The morning after the protest, Takács held a press conference to explain the festival’s point of view to international journalists.
Sziget, which is a European festival as much as a Hungarian one and this year had 59 acts from 43 countries, has previously had run-ins with the far-right.
Earlier in the year it had to negotiate with Budapest Mayor István Tarlós over the rent for the 108-hectare island site.
Tarlós, a right-wing politician who spent 10 years as mayor of the district where Sziget is held, wanted to impose a fee of euro 9 million ($12.2 million).

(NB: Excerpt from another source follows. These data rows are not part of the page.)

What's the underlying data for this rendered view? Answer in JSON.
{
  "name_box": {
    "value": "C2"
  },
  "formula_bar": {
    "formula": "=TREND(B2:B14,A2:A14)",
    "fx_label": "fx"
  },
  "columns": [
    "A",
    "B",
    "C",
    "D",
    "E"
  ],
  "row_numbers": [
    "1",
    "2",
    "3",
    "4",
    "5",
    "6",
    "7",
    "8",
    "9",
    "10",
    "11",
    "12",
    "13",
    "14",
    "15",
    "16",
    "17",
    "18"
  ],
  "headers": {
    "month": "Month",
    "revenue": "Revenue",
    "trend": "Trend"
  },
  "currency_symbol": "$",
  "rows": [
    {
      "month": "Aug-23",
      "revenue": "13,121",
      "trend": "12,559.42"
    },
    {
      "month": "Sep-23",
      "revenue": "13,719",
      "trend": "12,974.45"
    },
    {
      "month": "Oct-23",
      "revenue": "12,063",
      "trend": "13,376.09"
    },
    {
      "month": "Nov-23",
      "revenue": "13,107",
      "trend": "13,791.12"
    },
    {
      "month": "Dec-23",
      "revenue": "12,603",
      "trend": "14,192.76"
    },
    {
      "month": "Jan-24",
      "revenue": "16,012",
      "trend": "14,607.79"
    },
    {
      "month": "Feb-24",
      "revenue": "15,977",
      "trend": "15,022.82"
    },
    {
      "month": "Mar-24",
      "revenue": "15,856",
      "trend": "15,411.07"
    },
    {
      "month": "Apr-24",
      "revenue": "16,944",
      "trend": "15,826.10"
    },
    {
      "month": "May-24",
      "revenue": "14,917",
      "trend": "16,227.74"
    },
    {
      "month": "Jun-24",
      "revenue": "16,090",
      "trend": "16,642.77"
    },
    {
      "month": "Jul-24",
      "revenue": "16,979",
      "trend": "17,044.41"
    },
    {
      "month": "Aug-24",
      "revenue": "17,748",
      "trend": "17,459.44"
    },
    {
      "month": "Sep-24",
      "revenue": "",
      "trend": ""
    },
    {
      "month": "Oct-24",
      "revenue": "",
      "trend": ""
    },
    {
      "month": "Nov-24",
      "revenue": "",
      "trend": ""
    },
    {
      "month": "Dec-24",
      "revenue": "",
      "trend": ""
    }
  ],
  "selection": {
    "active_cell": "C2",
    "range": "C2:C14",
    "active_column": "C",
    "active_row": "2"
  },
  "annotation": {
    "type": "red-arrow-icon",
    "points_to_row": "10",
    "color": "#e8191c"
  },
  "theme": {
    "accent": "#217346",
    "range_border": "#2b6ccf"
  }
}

It was nearly equal to the festival’s entire budget.
The two sides reached a compromise at around 2 percent of that at euro 180,000 ($244,000), but the festival also has to guarantee the sale of euro 360,000 ($488,000) worth of special tourist passes for the city of Budapest.
Takács reckons the festival has sold about 80 percent of that quota and will need to find close to $100,000 to top up the pot.
Although official attendance figures for the Aug. 10-15 gathering haven’t come through, Takács says it’s less than the 382,000 people who attended six days in 2010.
There will certainly be a drop in the number of Hungarian visitors, as many will have taken a financial hit because the loans they’ve used to buy their homes and cars have to be repaid in Swiss Francs, a currency that’s strengthening to record values.
The Swiss cabinet met Aug. 8 to discuss the strength of the currency after the Swiss National Bank cut interest rates in an attempt to curb its advance in relation to other currencies.
The acts helping Sziget remain one of Europe’s most successful multi-national and multi-cultural events included Prince, The Prodigy, 30 Seconds To Mars, Judas Priest, Pulp, White Lies, Kaiser Chiefs, Gogol Bordello, Deftones, and Kate Nash.